Quote from Grizzly Trader:
I did not just say "yield a greater profit", I said "can yield a greater profit."
I can think of no more fundamental principle to trading then that a greater profit can be realized in a shorter time frame then in a longer time frame. This is axiomatic to the act of trading. Any person that trades excepts this as a truth or they simply would not trade, they would invest.
Every time I look at a chart, I see price movements that could have been exploited by taking a long position or taking a short position. I do not see just the first price point and the last price point, I see the opportunities that exist between. I am a trader not an investor.
This assumes that it is actually possible to predict those short-term moves and then profit from them. In reality, most of them on the short-term timescale are pure noise and offer no opportunity for profit.
"Can" in relation to trading must focus on actually achievable profits, not theoretical profits that a trader with perfect foresight and no transactions costs or liquidity issues could achieve. So I don't think you're necessarily correct to say that you "can" or "could" exploit those moves for superior profit relative to longer-term timeframes.
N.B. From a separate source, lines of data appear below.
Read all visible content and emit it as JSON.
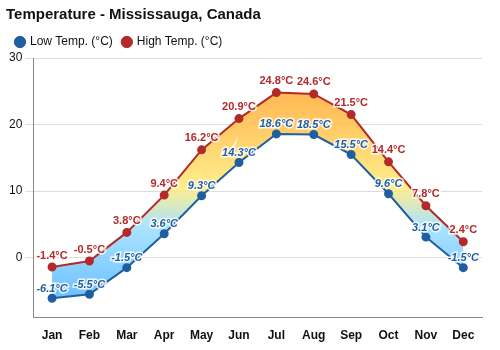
{
  "chart_data": {
    "type": "line",
    "title": "Temperature - Mississauga, Canada",
    "categories": [
      "Jan",
      "Feb",
      "Mar",
      "Apr",
      "May",
      "Jun",
      "Jul",
      "Aug",
      "Sep",
      "Oct",
      "Nov",
      "Dec"
    ],
    "series": [
      {
        "name": "Low Temp. (°C)",
        "color": "#1f5fa0",
        "marker": "circle",
        "line_style": "solid",
        "values": [
          -6.1,
          -5.5,
          -1.5,
          3.6,
          9.3,
          14.3,
          18.6,
          18.5,
          15.5,
          9.6,
          3.1,
          -1.5
        ],
        "value_labels": [
          "-6.1°C",
          "-5.5°C",
          "-1.5°C",
          "3.6°C",
          "9.3°C",
          "14.3°C",
          "18.6°C",
          "18.5°C",
          "15.5°C",
          "9.6°C",
          "3.1°C",
          "-1.5°C"
        ]
      },
      {
        "name": "High Temp. (°C)",
        "color": "#b22a2a",
        "marker": "circle",
        "line_style": "solid",
        "values": [
          -1.4,
          -0.5,
          3.8,
          9.4,
          16.2,
          20.9,
          24.8,
          24.6,
          21.5,
          14.4,
          7.8,
          2.4
        ],
        "value_labels": [
          "-1.4°C",
          "-0.5°C",
          "3.8°C",
          "9.4°C",
          "16.2°C",
          "20.9°C",
          "24.8°C",
          "24.6°C",
          "21.5°C",
          "14.4°C",
          "7.8°C",
          "2.4°C"
        ]
      }
    ],
    "ylim": [
      -9,
      30
    ],
    "yticks": [
      0,
      10,
      20,
      30
    ],
    "grid": true,
    "legend": "top-left",
    "data_labels": true
  }
}
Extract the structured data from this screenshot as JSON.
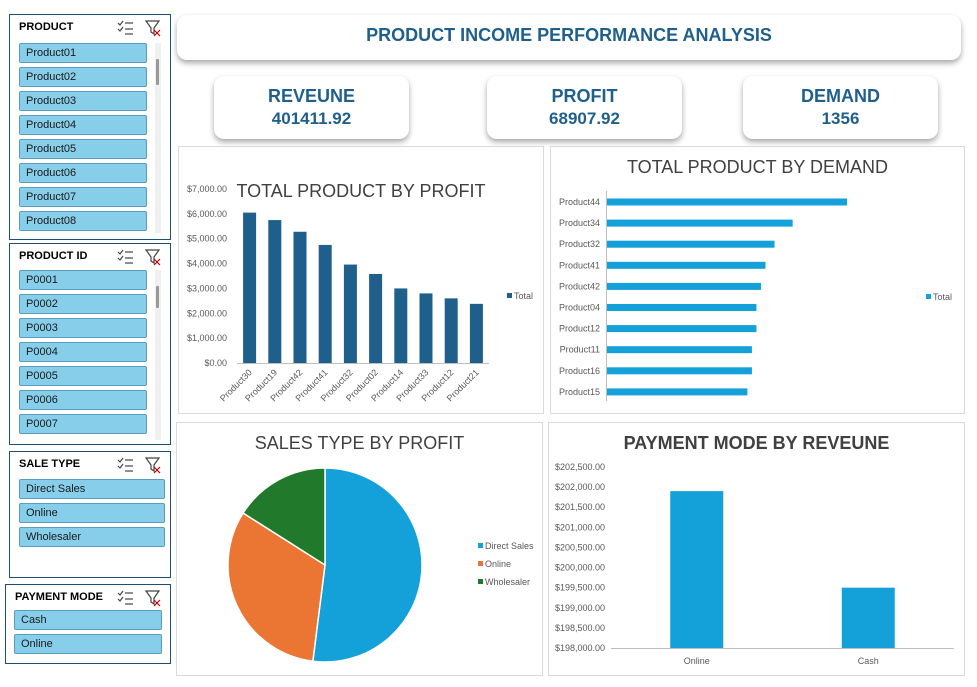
{
  "title": "PRODUCT INCOME PERFORMANCE ANALYSIS",
  "kpis": [
    {
      "label": "REVEUNE",
      "value": "401411.92"
    },
    {
      "label": "PROFIT",
      "value": "68907.92"
    },
    {
      "label": "DEMAND",
      "value": "1356"
    }
  ],
  "slicers": {
    "product": {
      "title": "PRODUCT",
      "items": [
        "Product01",
        "Product02",
        "Product03",
        "Product04",
        "Product05",
        "Product06",
        "Product07",
        "Product08"
      ]
    },
    "product_id": {
      "title": "PRODUCT ID",
      "items": [
        "P0001",
        "P0002",
        "P0003",
        "P0004",
        "P0005",
        "P0006",
        "P0007"
      ]
    },
    "sale_type": {
      "title": "SALE TYPE",
      "items": [
        "Direct Sales",
        "Online",
        "Wholesaler"
      ]
    },
    "payment_mode": {
      "title": "PAYMENT MODE",
      "items": [
        "Cash",
        "Online"
      ]
    }
  },
  "colors": {
    "dark_blue": "#1f5f8b",
    "light_blue": "#14a0d9",
    "orange": "#eb7533",
    "green": "#217a2b",
    "slicer_fill": "#87ceeb"
  },
  "chart_data": [
    {
      "type": "bar",
      "title": "TOTAL PRODUCT BY PROFIT",
      "categories": [
        "Product30",
        "Product19",
        "Product42",
        "Product41",
        "Product32",
        "Product02",
        "Product14",
        "Product33",
        "Product12",
        "Product21"
      ],
      "series": [
        {
          "name": "Total",
          "values": [
            6050,
            5750,
            5280,
            4750,
            3960,
            3580,
            3000,
            2800,
            2600,
            2380
          ]
        }
      ],
      "ylim": [
        0,
        7000
      ],
      "yticks": [
        "$0.00",
        "$1,000.00",
        "$2,000.00",
        "$3,000.00",
        "$4,000.00",
        "$5,000.00",
        "$6,000.00",
        "$7,000.00"
      ],
      "legend": "right"
    },
    {
      "type": "bar",
      "orientation": "horizontal",
      "title": "TOTAL PRODUCT BY DEMAND",
      "categories": [
        "Product44",
        "Product34",
        "Product32",
        "Product41",
        "Product42",
        "Product04",
        "Product12",
        "Product11",
        "Product16",
        "Product15"
      ],
      "series": [
        {
          "name": "Total",
          "values": [
            53,
            41,
            37,
            35,
            34,
            33,
            33,
            32,
            32,
            31
          ]
        }
      ],
      "legend": "right"
    },
    {
      "type": "pie",
      "title": "SALES TYPE BY PROFIT",
      "categories": [
        "Direct Sales",
        "Online",
        "Wholesaler"
      ],
      "values": [
        52,
        32,
        16
      ],
      "legend": "right"
    },
    {
      "type": "bar",
      "title": "PAYMENT MODE BY REVEUNE",
      "categories": [
        "Online",
        "Cash"
      ],
      "values": [
        201900,
        199500
      ],
      "ylim": [
        198000,
        202500
      ],
      "yticks": [
        "$198,000.00",
        "$198,500.00",
        "$199,000.00",
        "$199,500.00",
        "$200,000.00",
        "$200,500.00",
        "$201,000.00",
        "$201,500.00",
        "$202,000.00",
        "$202,500.00"
      ]
    }
  ]
}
There is also the issue of predictability. If I can predict that market X will rise significantly sometime in the next 1-2 years, but not when it will do so, then focusing on the short-term means I run the risk of missing a high probability long-term move for an unsure or even loss-making series of short-term moves.
If you look at the most profitable traders in the world, they are generally not daytraders or scalpers, but hold their positions for considerably longer. This would seem to indicate that the highest profit lies in the medium and long-term rather than the intraday timeframes.